It's fun to watch someone invent a branch of knowledge. Yes, this does happen, quite often actually. When people consider what is in front of them so commonplace that they don't notice it, they feel no need to study or categorize it. But when someone notices a feature of the landscape (or a feature of a society) and creates a descriptive language and a history of the feature, all of a sudden a "science," a knowing, has been birthed.
Robert Thorson is a Professor of Geology at the University of Connecticut -- and he is inventing a science of stone walls. These ubiquitous New England features have been overlooked -- every kind appears on surveyors' maps with the same symbol, when in fact the varieties are significant, expressing local folk cultures. Archeologists don't consider them -- they imagine evidence of older cultures to be hidden underground, not sitting there in plain sight.
Last week I heard a lecture and looked at some walls in the company of Professor Thorson. He expounds on the history of stone walls: broadly they began as piles of unwanted stones, became a way of getting impediments out of cultivated fields, then served as boundary markers, and now, when agricultural land has been abandoned, act as regional folk art.

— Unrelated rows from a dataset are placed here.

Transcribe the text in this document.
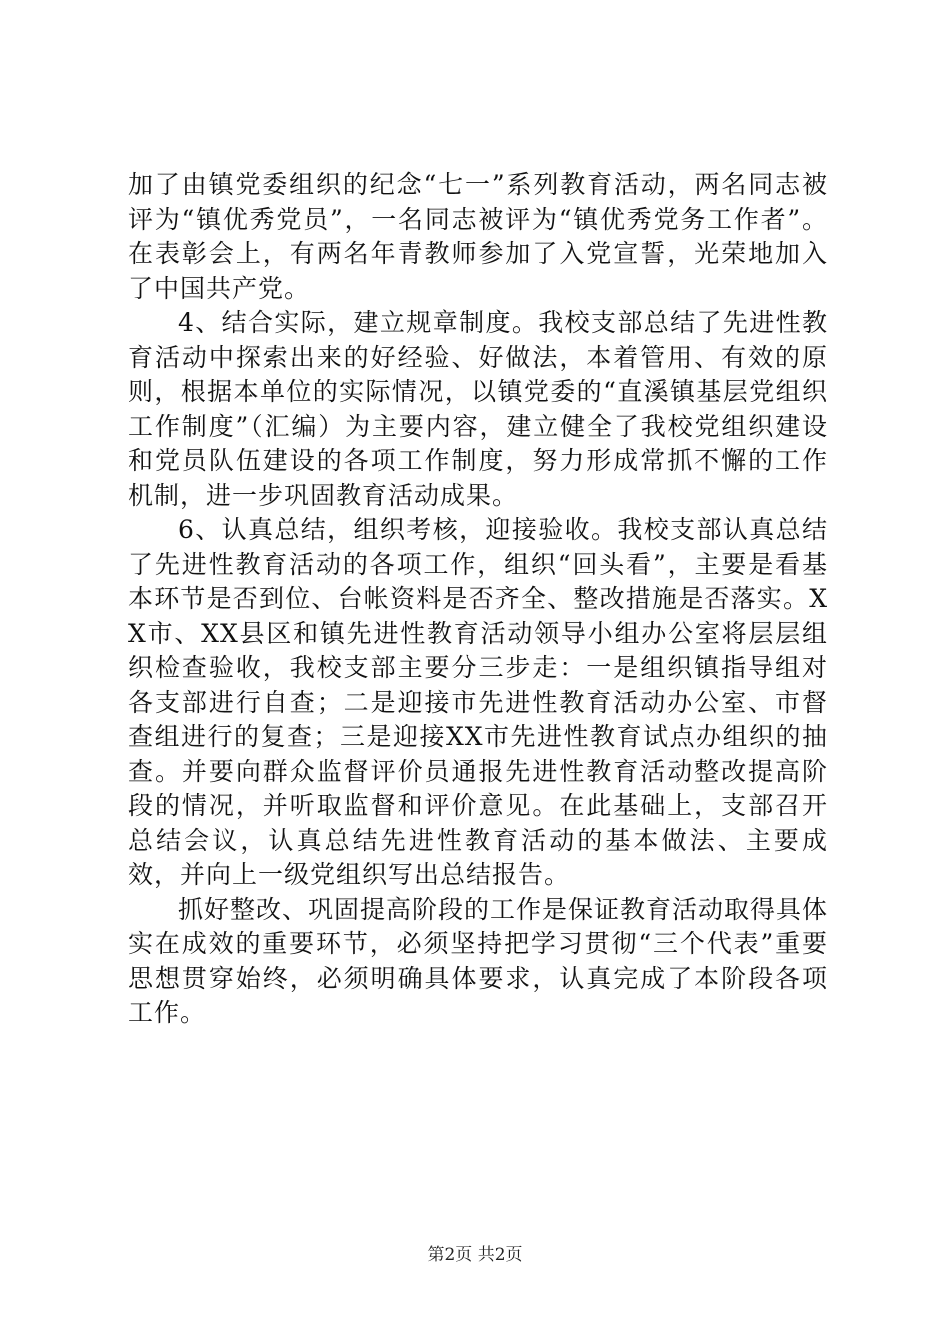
加了由镇党委组织的纪念“七一”系列教育活动，两名同志被评为“镇优秀党员”，一名同志被评为“镇优秀党务工作者”。在表彰会上，有两名年青教师参加了入党宣誓，光荣地加入了中国共产党。

4、结合实际，建立规章制度。我校支部总结了先进性教育活动中探索出来的好经验、好做法，本着管用、有效的原则，根据本单位的实际情况，以镇党委的“直溪镇基层党组织工作制度”（汇编）为主要内容，建立健全了我校党组织建设和党员队伍建设的各项工作制度，努力形成常抓不懈的工作机制，进一步巩固教育活动成果。

6、认真总结，组织考核，迎接验收。我校支部认真总结了先进性教育活动的各项工作，组织“回头看”，主要是看基本环节是否到位、台帐资料是否齐全、整改措施是否落实。XX市、XX县区和镇先进性教育活动领导小组办公室将层层组织检查验收，我校支部主要分三步走：一是组织镇指导组对各支部进行自查；二是迎接市先进性教育活动办公室、市督查组进行的复查；三是迎接XX市先进性教育试点办组织的抽查。并要向群众监督评价员通报先进性教育活动整改提高阶段的情况，并听取监督和评价意见。在此基础上，支部召开总结会议，认真总结先进性教育活动的基本做法、主要成效，并向上一级党组织写出总结报告。

抓好整改、巩固提高阶段的工作是保证教育活动取得具体实在成效的重要环节，必须坚持把学习贯彻“三个代表”重要思想贯穿始终，必须明确具体要求，认真完成了本阶段各项工作。

第2页 共2页
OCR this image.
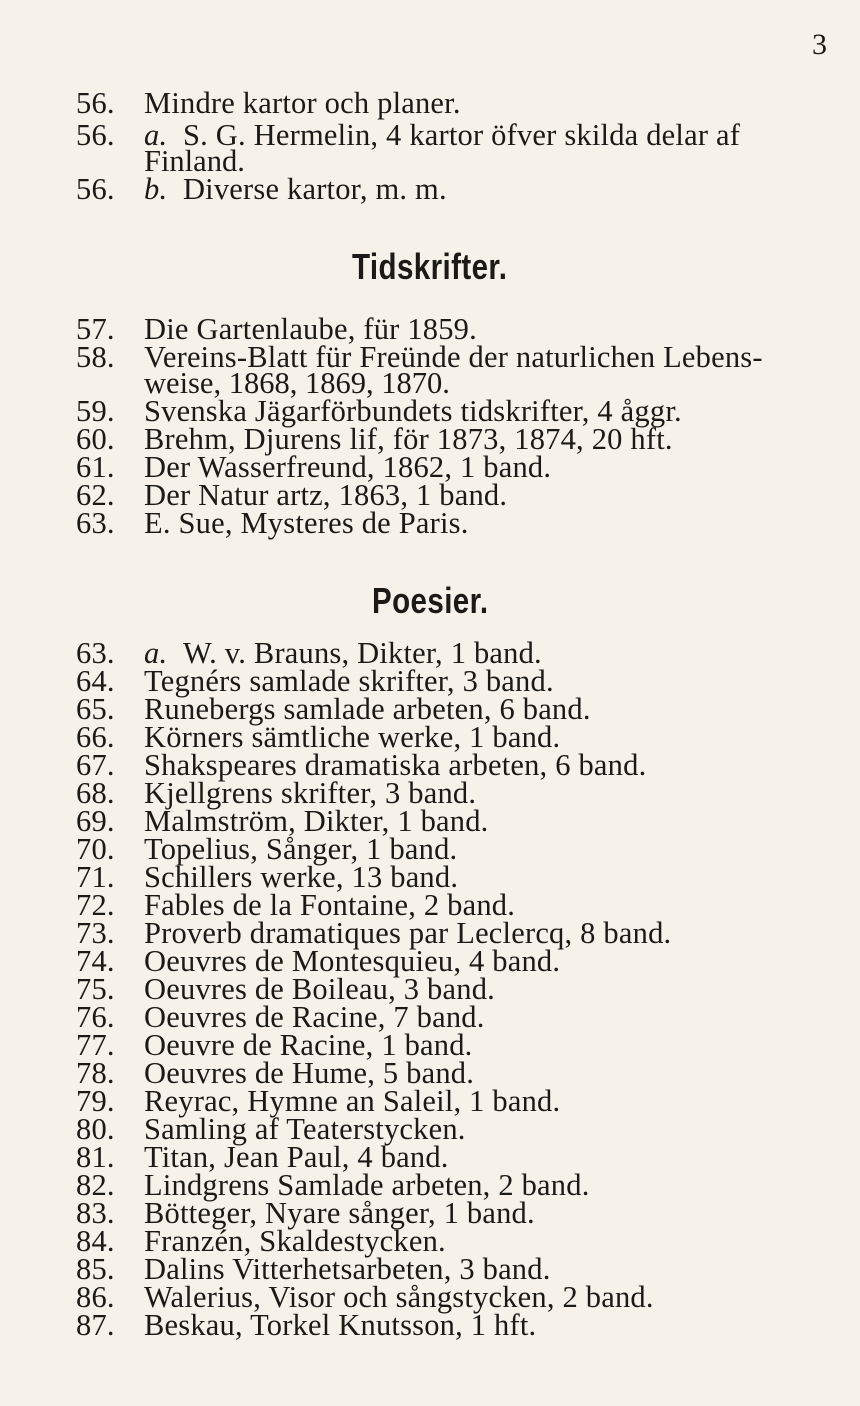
3
56. Mindre kartor och planer.
56. a. S. G. Hermelin, 4 kartor öfver skilda delar af
Finland.
56. b. Diverse kartor, m. m.
Tidskrifter.
57. Die Gartenlaube, für 1859.
58. Vereins-Blatt für Freünde der naturlichen Lebens-
weise, 1868, 1869, 1870.
59. Svenska Jägarförbundets tidskrifter, 4 åggr.
60. Brehm, Djurens lif, för 1873, 1874, 20 hft.
61. Der Wasserfreund, 1862, 1 band.
62. Der Natur artz, 1863, 1 band.
63. E. Sue, Mysteres de Paris.
Poesier.
63. a. W. v. Brauns, Dikter, 1 band.
64. Tegnérs samlade skrifter, 3 band.
65. Runebergs samlade arbeten, 6 band.
66. Körners sämtliche werke, 1 band.
67. Shakspeares dramatiska arbeten, 6 band.
68. Kjellgrens skrifter, 3 band.
69. Malmström, Dikter, 1 band.
70. Topelius, Sånger, 1 band.
71. Schillers werke, 13 band.
72. Fables de la Fontaine, 2 band.
73. Proverb dramatiques par Leclercq, 8 band.
74. Oeuvres de Montesquieu, 4 band.
75. Oeuvres de Boileau, 3 band.
76. Oeuvres de Racine, 7 band.
77. Oeuvre de Racine, 1 band.
78. Oeuvres de Hume, 5 band.
79. Reyrac, Hymne an Saleil, 1 band.
80. Samling af Teaterstycken.
81. Titan, Jean Paul, 4 band.
82. Lindgrens Samlade arbeten, 2 band.
83. Bötteger, Nyare sånger, 1 band.
84. Franzén, Skaldestycken.
85. Dalins Vitterhetsarbeten, 3 band.
86. Walerius, Visor och sångstycken, 2 band.
87. Beskau, Torkel Knutsson, 1 hft.
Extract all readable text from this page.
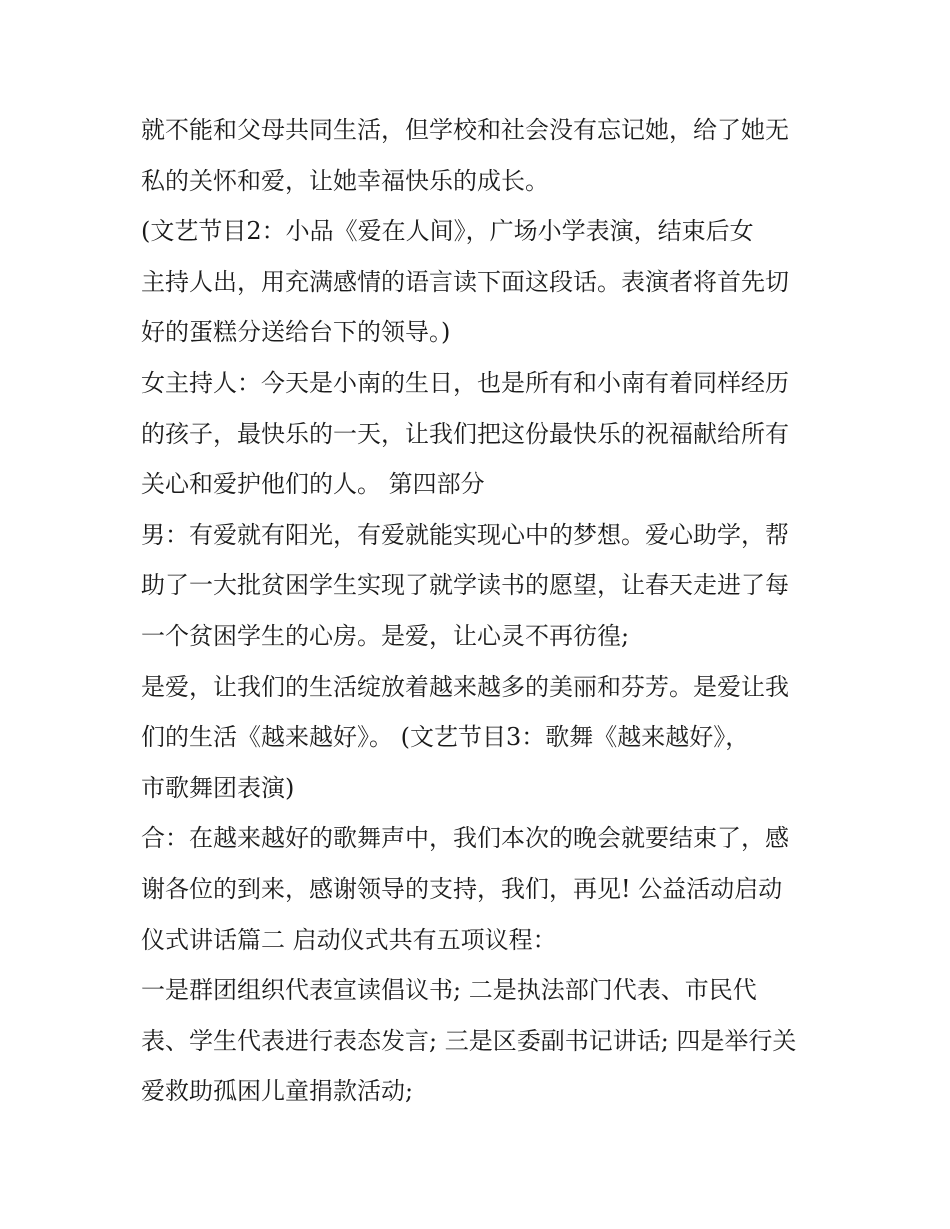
就不能和父母共同生活，但学校和社会没有忘记她，给了她无
私的关怀和爱，让她幸福快乐的成长。
(文艺节目2：小品《爱在人间》，广场小学表演，结束后女
主持人出，用充满感情的语言读下面这段话。表演者将首先切
好的蛋糕分送给台下的领导。)
女主持人：今天是小南的生日，也是所有和小南有着同样经历
的孩子，最快乐的一天，让我们把这份最快乐的祝福献给所有
关心和爱护他们的人。 第四部分
男：有爱就有阳光，有爱就能实现心中的梦想。爱心助学，帮
助了一大批贫困学生实现了就学读书的愿望，让春天走进了每
一个贫困学生的心房。是爱，让心灵不再彷徨;
是爱，让我们的生活绽放着越来越多的美丽和芬芳。是爱让我
们的生活《越来越好》。 (文艺节目3：歌舞《越来越好》，
市歌舞团表演)
合：在越来越好的歌舞声中，我们本次的晚会就要结束了，感
谢各位的到来，感谢领导的支持，我们，再见! 公益活动启动
仪式讲话篇二 启动仪式共有五项议程：
一是群团组织代表宣读倡议书; 二是执法部门代表、市民代
表、学生代表进行表态发言; 三是区委副书记讲话; 四是举行关
爱救助孤困儿童捐款活动;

Thorson is an enthusiast. He speaks with vast excitement and delight about the objects of his study. He has developed a set of labels for wall stone sizes (one-handers, two-handers, assisted, etc.) and a taxonomy of the walls themselves (carefully laid, simply piled, mortared, etc.).
The elements of Thorson's new branch of knowledge are available online from the Stone Wall Initiative. If interested, read up there and take a look at Thorson's several popular descriptive books.